Under the snow, it’s spring.
Under stone, it’s the same.
Where the sun intensifies and molten water collects, it’s spring. This is when the rock is mined for nutrients that feed the grasslands. Under the big sagebrush, for instance, it is spring.
Even on a slope of the right angle, where water weeps out into the cold and, together with the sun, keep off frost.
Even on the bare face of the rock.
These are all interface zones: boundaries. Look how neatly the lichen keeps to the squared off edge of the stone below. That’s how precise this is.
Look how similar that stone is to one in the shade below, covered with frost, not with lichen. Life is a kind of frost at this time of the year, a boundary effect, filling a point of energy exchange.
So this is where we go farming instead, and the success we’re having at it.
Isn’t it time to stop subsidizing settler agriculture? 5 months of a year are not enough.

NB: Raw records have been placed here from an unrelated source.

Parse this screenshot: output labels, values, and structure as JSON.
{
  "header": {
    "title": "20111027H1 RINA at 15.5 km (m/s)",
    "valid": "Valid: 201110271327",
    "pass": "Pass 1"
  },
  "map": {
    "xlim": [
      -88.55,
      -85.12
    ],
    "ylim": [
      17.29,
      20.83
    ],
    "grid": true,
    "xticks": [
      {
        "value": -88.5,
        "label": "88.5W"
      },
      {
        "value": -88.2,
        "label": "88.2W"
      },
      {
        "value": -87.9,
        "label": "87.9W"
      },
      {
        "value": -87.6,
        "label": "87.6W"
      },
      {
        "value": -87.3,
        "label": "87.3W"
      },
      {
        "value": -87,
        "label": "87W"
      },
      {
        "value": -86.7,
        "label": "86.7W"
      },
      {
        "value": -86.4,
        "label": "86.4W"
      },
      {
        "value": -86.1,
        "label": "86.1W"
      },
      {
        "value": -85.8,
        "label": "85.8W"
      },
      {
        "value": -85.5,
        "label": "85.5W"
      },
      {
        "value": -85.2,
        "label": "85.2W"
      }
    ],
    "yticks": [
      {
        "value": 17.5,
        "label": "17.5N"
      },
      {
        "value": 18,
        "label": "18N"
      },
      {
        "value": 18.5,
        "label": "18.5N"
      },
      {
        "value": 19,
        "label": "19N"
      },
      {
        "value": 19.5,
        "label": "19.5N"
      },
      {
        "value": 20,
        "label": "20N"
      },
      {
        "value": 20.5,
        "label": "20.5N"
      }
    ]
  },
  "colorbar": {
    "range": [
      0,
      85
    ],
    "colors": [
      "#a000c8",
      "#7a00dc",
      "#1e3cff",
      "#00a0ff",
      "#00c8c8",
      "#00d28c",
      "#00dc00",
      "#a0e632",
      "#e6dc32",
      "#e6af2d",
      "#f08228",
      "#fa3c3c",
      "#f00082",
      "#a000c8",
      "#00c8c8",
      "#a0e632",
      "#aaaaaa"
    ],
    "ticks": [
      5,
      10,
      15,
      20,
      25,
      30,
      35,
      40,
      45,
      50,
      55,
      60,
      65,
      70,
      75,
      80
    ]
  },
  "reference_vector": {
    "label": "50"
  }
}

The sun is a wind here. Where it strikes (from the right, above), winter melts away. A milimetre away, winter stays. Even the roofs of our houses are telling the story.
Look at what nails under a layer of shingles have done! That we’re not doing the same to produce food from the earth, and that we’re not copying the lichens in any other way, and that we’re not even developing these natural processes in our so-called university, is sure evidence that Canadian culture has never moved to this place. It has, simply, blundered. Now it’s time to live here as if it were home. Look at the decorative settler culture leaves below giving it a try.
We can’t escape this.
Re: “Isn’t it time to stop subsidizing settler agriculture? 5 months of a year are not enough.” I don’t much about subsidizing but I know that many ordinary settlers, those without big $ or bank loans, are being prevented from living at peace with the land by inflated prices of land, water, etc.
I love your posts in which you lead us to see things that are all around and we might otherwise miss, making us apprentice seekers and seers. Thank you.
LikeLike
I think the two things go hand in hand. Commodifying land for the privilege of a few?